The pandemic made water cooler conversations a thing of the past as employees shifted to working from home with video calls and team management systems. Once-bustling skyscrapers became corporate liminal spaces. Even as infection rates waned, many businesses either adopted a hybrid work schedule or chose to not return to the office at all. 

That meant nothing good for the value of the city’s office-building inventory, and the future doesn’t look much brighter. A joint study from New York University and Columbia University predicted that remote work will decrease office values in the city by nearly 50% by 2029 compared to pre-pandemic levels. And roughly $117 billion of commercial mortgages tied to US offices needs to be either repaid or refinanced this year, according to the Mortgage Bankers Association.

However, some of the city’s biggest commercial real estate players are betting against that dour forecast: 

  • RXR CEO Scott Rechler told the FT that his group and Ares are taking a Goldilocks approach to the office buildings they buy. If they’re too new, both the cost and rents would be too high; too old, and they’d require extensive renovations and debt restructuring.
  • Craig Snyder of Ares said the two businesses are looking to identify what buildings will be “long-term winners” because “the broad, indiscriminate flight of institutional capital from the office sector has resulted in many high-quality properties trading down to historic lows.” 

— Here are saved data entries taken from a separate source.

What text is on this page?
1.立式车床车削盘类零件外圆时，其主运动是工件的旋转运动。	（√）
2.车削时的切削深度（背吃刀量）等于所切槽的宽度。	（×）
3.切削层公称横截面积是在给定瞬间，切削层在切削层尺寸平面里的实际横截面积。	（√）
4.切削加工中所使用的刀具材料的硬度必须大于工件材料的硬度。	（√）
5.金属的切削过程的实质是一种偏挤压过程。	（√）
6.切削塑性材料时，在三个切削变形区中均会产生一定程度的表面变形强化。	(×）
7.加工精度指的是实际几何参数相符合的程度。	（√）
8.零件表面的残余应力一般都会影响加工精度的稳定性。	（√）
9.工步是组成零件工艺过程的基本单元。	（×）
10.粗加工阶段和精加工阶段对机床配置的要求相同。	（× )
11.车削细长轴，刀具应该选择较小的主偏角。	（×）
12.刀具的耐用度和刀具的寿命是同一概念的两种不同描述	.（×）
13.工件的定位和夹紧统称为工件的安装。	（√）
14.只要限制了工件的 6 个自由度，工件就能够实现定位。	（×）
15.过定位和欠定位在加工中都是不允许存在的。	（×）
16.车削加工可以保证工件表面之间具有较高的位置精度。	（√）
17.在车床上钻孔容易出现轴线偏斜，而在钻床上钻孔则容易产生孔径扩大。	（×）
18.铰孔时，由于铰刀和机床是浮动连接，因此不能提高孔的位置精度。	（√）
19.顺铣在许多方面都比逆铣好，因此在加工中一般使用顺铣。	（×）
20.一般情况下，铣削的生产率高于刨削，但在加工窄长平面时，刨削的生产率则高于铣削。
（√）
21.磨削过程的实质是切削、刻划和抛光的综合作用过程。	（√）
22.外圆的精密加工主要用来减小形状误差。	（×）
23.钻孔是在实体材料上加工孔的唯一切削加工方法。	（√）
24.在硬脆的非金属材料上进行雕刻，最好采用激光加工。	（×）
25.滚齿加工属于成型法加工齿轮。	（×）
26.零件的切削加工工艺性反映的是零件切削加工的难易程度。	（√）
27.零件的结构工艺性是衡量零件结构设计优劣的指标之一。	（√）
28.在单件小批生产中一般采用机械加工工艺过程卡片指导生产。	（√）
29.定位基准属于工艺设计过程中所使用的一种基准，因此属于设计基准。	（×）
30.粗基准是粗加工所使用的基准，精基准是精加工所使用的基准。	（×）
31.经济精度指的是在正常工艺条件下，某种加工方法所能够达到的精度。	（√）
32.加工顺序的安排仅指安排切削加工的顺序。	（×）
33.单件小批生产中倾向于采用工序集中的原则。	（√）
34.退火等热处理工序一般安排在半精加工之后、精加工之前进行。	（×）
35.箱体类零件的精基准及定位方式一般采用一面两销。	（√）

Building up slowly: RXR and Ares aren’t just playing a hunch on the city’s office comeback. In the fourth quarter of 2023, the city’s office leasing activity jumped by 27% from the previous quarter to 8.23 million square feet, The Real Deal reported. In December, Law firm Paul, Weiss, Rifkind, Wharton & Garrison signed a 20-year deal for 765,000 square feet at a building on 6th Avenue, making it the largest commercial real estate lease in the country all year.